I was reminded of this recently when visiting Tate Modern’s recent Matisse exhibition. The gallery was festooned with the primary colours of the artist’s famous cut-outs, while outside, Piers Gough’s 15 storey Bankside Lofts, designed for Harry Handelsman (yellow again), seemed to sing along nicely with the multicoloured structure of RSHP’s Neo Bankside apartments. Pity, I thought, that Herzog & de Meuron were going for boring old brick on their Tate extension.
Then a walk across the river to the City to enjoy the undercroft space of RSHP’s Leadenhall Building, where you are greeted with huge nautical ventilation funnels in blue and red and, to the north, a whole facade of brightly coloured lifts speeding up and down in the world’s largest kinetic sculpture.
One of the most successful uses of colour by RSHP is at Madrid’s Barajas Airport, where the columns of the 1km-long terminal building are coloured in a graduated rainbow. It is in stark contrast to the airports of Foster + Partners, which tend to prefer the monochrome look; it brings to mind a comment made by Alan Fletcher, Pentagram’s graphic designer, who was doing the signage for Stansted Airport. Interviewed on television, he showed his frustration over attempts to put a bit of colour into his work: “The problem with Norman is that he thinks grey is a bloody colour!”

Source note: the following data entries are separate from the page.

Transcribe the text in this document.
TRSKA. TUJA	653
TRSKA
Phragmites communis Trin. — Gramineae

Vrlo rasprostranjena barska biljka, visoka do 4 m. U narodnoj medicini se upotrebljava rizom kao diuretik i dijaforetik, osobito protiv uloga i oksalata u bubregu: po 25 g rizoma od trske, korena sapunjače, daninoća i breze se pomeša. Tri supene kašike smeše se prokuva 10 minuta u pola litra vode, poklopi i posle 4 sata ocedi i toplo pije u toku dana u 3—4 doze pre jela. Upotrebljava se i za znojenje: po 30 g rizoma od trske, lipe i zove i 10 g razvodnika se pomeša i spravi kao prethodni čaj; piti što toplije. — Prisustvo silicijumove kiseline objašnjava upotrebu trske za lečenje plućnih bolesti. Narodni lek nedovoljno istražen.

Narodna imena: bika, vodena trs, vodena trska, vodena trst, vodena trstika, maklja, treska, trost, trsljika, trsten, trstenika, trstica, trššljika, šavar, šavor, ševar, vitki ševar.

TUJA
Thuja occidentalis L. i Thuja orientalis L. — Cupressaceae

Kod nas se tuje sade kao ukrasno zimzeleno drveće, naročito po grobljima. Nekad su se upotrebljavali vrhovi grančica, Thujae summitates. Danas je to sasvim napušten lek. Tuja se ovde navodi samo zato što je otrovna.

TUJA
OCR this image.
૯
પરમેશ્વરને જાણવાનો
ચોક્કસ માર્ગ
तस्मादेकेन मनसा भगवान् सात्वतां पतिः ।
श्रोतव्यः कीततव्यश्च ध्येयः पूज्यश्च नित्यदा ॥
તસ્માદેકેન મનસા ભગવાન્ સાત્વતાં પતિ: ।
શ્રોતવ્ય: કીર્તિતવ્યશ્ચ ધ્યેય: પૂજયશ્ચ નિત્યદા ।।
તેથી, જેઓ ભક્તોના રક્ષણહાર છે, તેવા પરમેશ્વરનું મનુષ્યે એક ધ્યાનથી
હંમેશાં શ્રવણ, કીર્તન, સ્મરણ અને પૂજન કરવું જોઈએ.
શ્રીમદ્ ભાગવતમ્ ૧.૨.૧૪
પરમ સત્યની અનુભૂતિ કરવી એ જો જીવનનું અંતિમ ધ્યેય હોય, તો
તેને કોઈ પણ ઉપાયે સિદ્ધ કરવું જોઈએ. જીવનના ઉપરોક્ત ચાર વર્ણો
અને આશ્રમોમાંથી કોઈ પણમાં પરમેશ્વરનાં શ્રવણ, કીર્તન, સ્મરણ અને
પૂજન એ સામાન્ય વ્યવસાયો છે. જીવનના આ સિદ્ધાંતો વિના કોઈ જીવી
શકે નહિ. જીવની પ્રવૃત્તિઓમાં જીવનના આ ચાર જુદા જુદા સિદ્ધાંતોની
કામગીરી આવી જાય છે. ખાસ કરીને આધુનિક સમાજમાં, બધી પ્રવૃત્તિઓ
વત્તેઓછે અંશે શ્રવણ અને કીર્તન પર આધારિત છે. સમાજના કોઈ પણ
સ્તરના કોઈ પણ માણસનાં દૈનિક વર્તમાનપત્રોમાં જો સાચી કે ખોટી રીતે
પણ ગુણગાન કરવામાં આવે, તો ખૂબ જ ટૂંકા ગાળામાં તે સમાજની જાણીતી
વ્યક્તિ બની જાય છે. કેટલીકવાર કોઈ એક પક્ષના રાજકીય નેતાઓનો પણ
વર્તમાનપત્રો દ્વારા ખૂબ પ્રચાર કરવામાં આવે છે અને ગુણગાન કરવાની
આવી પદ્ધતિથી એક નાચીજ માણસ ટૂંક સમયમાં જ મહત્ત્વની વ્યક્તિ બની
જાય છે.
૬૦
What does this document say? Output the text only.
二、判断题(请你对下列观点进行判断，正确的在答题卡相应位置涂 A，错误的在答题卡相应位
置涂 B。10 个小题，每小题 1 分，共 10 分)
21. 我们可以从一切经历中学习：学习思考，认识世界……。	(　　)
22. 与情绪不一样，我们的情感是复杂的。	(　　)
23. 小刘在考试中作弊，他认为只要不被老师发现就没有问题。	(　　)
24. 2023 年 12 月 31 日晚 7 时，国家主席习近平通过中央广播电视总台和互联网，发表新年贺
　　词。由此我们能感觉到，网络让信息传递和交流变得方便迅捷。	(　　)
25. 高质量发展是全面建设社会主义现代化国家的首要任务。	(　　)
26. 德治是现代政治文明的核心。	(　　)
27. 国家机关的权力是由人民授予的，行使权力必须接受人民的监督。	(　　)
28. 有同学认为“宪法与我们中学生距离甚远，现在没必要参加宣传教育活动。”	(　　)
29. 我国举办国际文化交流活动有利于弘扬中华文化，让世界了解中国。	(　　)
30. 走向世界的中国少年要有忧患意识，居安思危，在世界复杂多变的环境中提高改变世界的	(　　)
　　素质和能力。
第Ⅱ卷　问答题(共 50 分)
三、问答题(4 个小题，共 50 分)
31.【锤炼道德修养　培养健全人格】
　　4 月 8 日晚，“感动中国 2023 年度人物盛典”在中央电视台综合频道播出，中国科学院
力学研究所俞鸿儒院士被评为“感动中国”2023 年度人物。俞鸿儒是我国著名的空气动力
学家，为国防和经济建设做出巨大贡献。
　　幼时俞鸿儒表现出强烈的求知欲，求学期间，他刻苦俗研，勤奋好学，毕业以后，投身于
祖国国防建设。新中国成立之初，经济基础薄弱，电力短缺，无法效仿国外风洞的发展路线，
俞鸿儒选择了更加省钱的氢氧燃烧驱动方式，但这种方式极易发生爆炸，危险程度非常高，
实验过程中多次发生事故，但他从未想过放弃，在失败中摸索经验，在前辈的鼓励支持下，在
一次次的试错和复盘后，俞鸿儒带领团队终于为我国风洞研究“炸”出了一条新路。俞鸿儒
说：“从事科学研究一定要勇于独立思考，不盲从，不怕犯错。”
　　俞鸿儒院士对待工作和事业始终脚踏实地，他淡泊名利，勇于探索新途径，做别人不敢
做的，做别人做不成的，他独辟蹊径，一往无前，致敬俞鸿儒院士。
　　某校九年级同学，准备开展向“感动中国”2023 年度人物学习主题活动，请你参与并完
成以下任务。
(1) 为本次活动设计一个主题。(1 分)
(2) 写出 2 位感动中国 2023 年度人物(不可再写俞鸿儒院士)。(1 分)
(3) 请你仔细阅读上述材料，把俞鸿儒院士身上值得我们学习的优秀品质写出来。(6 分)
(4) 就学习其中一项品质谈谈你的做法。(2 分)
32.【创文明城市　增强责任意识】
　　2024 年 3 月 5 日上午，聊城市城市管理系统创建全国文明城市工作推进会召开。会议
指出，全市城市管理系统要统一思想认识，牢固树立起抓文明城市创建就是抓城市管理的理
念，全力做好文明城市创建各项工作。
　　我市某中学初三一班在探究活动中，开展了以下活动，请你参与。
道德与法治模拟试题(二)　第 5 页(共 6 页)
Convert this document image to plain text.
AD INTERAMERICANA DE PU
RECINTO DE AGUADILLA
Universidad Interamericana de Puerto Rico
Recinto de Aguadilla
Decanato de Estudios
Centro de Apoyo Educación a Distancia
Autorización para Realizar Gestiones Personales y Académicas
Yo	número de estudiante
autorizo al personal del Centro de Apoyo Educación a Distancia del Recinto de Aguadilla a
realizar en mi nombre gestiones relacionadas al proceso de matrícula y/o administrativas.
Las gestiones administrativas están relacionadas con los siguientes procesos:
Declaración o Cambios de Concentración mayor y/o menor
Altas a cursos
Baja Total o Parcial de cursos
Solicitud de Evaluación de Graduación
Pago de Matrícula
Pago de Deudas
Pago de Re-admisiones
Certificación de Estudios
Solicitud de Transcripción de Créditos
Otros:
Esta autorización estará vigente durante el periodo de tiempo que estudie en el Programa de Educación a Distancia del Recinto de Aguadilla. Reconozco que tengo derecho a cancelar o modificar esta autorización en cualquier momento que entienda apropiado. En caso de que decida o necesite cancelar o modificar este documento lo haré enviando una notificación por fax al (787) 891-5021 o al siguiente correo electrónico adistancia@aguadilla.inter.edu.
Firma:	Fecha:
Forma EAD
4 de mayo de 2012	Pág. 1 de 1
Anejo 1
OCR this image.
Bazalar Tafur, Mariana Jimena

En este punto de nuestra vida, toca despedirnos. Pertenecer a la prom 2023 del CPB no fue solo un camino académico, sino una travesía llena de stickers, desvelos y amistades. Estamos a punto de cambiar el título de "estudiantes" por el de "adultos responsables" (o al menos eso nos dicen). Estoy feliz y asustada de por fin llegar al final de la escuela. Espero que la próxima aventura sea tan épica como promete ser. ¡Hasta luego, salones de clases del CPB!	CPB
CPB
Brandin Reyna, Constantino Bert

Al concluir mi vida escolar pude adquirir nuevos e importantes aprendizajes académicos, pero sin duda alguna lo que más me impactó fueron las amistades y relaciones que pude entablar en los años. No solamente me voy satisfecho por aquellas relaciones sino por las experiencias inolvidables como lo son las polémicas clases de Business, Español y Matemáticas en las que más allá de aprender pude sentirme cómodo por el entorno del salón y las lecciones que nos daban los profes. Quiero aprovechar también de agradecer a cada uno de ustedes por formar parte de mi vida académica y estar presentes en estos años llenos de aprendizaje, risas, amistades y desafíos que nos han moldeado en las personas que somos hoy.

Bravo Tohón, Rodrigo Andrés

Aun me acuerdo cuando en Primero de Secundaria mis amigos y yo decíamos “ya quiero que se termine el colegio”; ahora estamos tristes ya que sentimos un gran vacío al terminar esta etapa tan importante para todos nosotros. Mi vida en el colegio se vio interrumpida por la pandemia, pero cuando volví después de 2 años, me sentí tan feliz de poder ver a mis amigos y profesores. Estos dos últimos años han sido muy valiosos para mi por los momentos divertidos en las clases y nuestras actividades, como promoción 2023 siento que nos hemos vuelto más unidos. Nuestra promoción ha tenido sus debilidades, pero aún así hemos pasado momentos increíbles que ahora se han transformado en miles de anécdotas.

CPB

James Stirling of course liked lots of colour. Not far from the Leadenhall Building is his No 1 Poultry, with its deep blue tiled atrium walls and yellow, red and aquamarine reveals to the punched-out windows. At his Neue Staatsgalerie in Frankfurt, huge handrails of bright pink and blue lead the eye to lime green mullions of the sloped curtain walls.
Some of Stirling’s colour mixes took a bit of getting used to, and you do have to be careful with colour. I’m a big fan of the work of Sauerbruch Hutton. Its GSW building in Berlin is a great project, and illustrates how colour can enliven a facade. But the idea has been recycled on too many low-cost residential blocks in recent years, where spattering coloured glass fins across a building seems to be used as a substitute for design and a mask for indifferent elevations.
When properly integrated into the architecture, colour can be magical. David Walker’s Riverbank House, which overlooks the Thames on the north side of London Bridge, is a great example of subtle yet confident use of bright colour. The yellow undersides of its balconies, slightly upturned so they can be enjoyed from the South Bank, seem to bring a bit of sun to the City even on the dullest days.